How Chinese winemakers have succeeded (without stealing technology), Australian Dialogue article, April 17 In (Western) news reports, China has been accused of using joint ventures with Western companies to steal intellectual property from foreign competitors, yet joint ventures between French and Chinese winemakers provide a stark contrast to this narrative about international competition.
Image from: Global Times
A few years ago, the Chinese wine industry"s focus was on overcoming rising labor costs and improving grape quality. Now, the biggest obstacles they must overcome are the image of the country's wine products and the increasing competition from foreign counterparts. Speaking of competition, it is perhaps ironic that some foreign competitors are more than happy to share their knowledge and skills with their Chinese counterparts. Unlike making cars, making great wine does not require proprietary technology. There are no secret recipes in this industry, only hard work and problem-solving skills.
China is currently the sixth largest wine producer, with 1.14 billion liters bottled in 2016, just behind Australia's 1.3 billion liters. In terms of consumption, China is the fifth largest wine consumer. During survey visits to China's major grape-producing regions from Shandong to Ningxia to Yunnan, we encountered a blend of local and foreign winemakers, farmers, wine experts and local government officials committed to establishing local wines on the international stage. Winemaking success relies on the support of similar international collaborations.

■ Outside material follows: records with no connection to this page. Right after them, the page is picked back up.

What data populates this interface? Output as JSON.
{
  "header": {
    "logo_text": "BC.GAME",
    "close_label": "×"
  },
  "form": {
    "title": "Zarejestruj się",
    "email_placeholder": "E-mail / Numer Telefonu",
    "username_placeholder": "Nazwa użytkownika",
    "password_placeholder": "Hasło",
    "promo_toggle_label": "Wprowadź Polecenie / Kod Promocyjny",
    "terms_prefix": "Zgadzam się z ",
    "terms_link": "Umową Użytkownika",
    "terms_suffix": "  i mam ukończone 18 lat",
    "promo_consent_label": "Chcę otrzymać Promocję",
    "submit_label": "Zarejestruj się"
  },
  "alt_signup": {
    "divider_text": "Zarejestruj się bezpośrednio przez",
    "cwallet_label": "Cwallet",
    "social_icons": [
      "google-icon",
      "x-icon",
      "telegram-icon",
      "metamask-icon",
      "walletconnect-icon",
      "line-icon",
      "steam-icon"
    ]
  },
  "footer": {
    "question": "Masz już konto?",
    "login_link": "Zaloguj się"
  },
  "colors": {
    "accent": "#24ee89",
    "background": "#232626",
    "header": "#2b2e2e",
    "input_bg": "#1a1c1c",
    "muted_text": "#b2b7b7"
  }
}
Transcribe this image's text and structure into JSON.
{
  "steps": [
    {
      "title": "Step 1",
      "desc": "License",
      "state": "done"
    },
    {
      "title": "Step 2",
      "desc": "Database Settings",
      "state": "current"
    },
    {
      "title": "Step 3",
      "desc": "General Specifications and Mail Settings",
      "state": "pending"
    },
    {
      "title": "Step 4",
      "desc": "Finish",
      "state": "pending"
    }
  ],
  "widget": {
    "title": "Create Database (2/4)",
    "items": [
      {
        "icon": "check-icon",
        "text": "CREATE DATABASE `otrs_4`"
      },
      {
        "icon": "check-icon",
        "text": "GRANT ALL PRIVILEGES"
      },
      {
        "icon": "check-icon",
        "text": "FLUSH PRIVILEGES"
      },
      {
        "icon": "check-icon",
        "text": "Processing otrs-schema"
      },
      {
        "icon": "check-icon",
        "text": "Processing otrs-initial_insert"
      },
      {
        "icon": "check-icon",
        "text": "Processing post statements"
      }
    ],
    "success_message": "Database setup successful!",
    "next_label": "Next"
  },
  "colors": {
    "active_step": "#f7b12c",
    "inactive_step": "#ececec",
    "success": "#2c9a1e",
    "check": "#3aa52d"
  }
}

For Chinese wines, the result has been that quality has been improving rapidly. Not long ago, really good Chinese wines were very hard to find. Today, however, quality Chinese wines are readily available in major cities, and major distributors are beginning to add more Chinese wines to their import portfolios.
Although China's wine exports are still very low, with only $1.2 million worth of wine exports in 2016, compared to $3.2 billion for France, more and more supermarkets as well as wine stores in Europe and the United States are stocking the best Chinese wines. Perhaps Chinese winemakers are unlikely to threaten their French counterparts any time soon, but they are now undoubtedly on the world wine map.